Es un hecho innegable que la sociedad británica fue intoxicada con
numerosas campañas de desinformación, propaganda y noticias falsas. Cómo
no acordarse por ejemplo de aquella tramposa promesa de campaña de
devolver 350 millones de libras a la semana (unos 400 millones de euros)
al sistema nacional de Salud una vez concretado el Brexit. Pero hay
también otra lectura de los acontecimientos, la que revela que los
europeístas no hicimos lo suficiente para evitar el Brexit. Ya fuera por
ingenuidad o por cualquier otro motivo, nuestro silencio ante las
mentiras de los brexiteros fue también nuestra condena.
Pero dicho esto, no podemos olvidar que, además del Brexit que lo
condiciona todo, Europa se enfrenta en estos momentos a varios desafíos
de enorme envergadura. La crisis migratoria y de refugiados, aunque
ahora ocupe menos espacio en los informativos, sigue muy presente en los
países del Este y del Sur europeo. Las secuelas de la crisis económica y
social todavía se sienten en muchos países de Europa y en muchos
segmentos sociales porque esa crisis, no debemos olvidarlo, arruinó a
millones de familias y debilitó nuestro modelo de bienestar social.

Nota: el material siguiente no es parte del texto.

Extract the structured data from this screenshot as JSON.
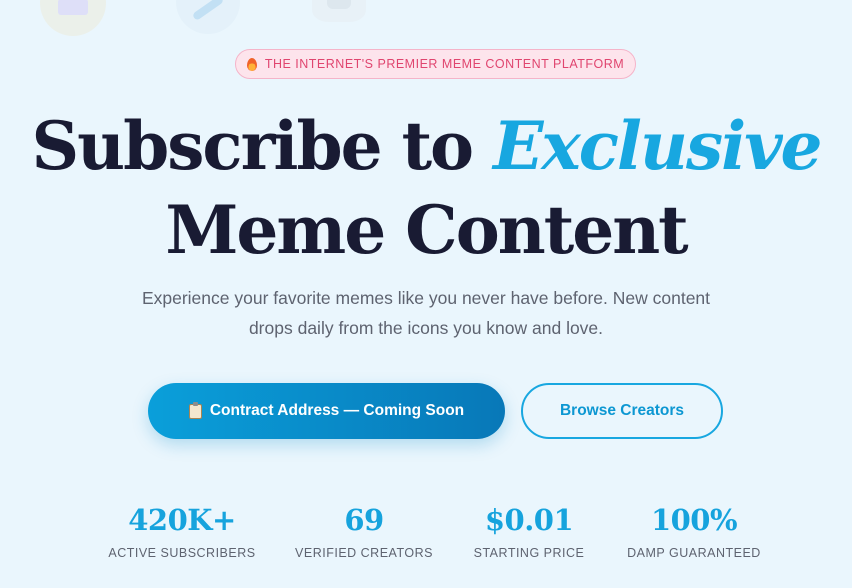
{
  "badge": {
    "icon": "fire-icon",
    "text": "THE INTERNET'S PREMIER MEME CONTENT PLATFORM"
  },
  "headline": {
    "line1_part1": "Subscribe to ",
    "line1_accent": "Exclusive",
    "line2": "Meme Content"
  },
  "subtitle": "Experience your favorite memes like you never have before. New content drops daily from the icons you know and love.",
  "buttons": {
    "primary_icon": "clipboard-icon",
    "primary_label": "Contract Address — Coming Soon",
    "secondary_label": "Browse Creators"
  },
  "stats": [
    {
      "value": "420K+",
      "label": "ACTIVE SUBSCRIBERS"
    },
    {
      "value": "69",
      "label": "VERIFIED CREATORS"
    },
    {
      "value": "$0.01",
      "label": "STARTING PRICE"
    },
    {
      "value": "100%",
      "label": "DAMP GUARANTEED"
    }
  ],
  "colors": {
    "accent": "#18a7e0",
    "headline": "#191b33",
    "badge_text": "#e0456f",
    "background": "#eaf6fd"
  }
}
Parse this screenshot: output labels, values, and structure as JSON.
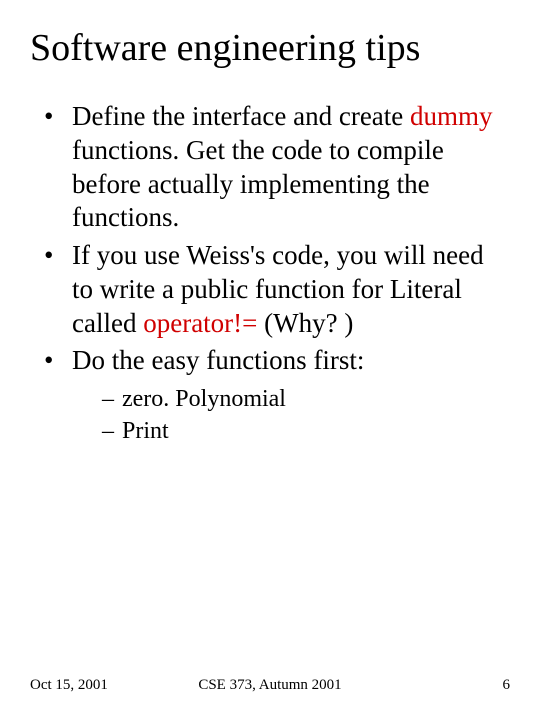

Como no pensar, también, en los efectos colaterales de la
globalización, que ha dejado a miles de trabajadores en los márgenes del
progreso, sin capacidad ni de reciclarse ni de reincorporarse al
mercado laboral. Afrontamos además amenazas constantes como el
terrorismo, que ha generado miedo e inseguridad en los europeos, y
problemas a corto, medio y largo plazo como el cambio climático. Todo
esto ocurre además en el contexto de un nuevo escenario mundial que es
cada vez más incierto, más inseguro, más complejo por la multiplicación
de los actores influyentes, y en el que los europeos estamos cada vez
más solos y con menos aliados.
Ante todos estos problemas, el Día de Europa es sin duda una buena
oportunidad para reflexionar. La falta de ambición política en los
últimos tiempos, tanto de la UE como de los países miembros, ha tenido
dos graves consecuencias. La primera de ellas ha sido la desafección de
una parte muy importante de la sociedad con las instituciones públicas y
los partidos políticos. La segunda y más peligrosa, la aparición del
entorno social propicio para el regreso de los movimientos
nacional-populistas, extremistas y radicales, los mismos que habían
estado en cuarentena democrática desde la derrota del nazismo y del
fascismo.
75 años después de acabado el horror de la Segunda Guerra Mundial, el
nacional-populismo vuelve a ser, por terrible y anacrónico que parezca,
la mayor amenaza para la paz, la libertad y la democracia en Europa, y
por tanto, para su futuro. No se trata solo de los 17 millones de
británicos que votaron por el Brexit en 2016 o los 10 millones de
franceses que votaron por el extremismo de Marine Le Pen el año pasado.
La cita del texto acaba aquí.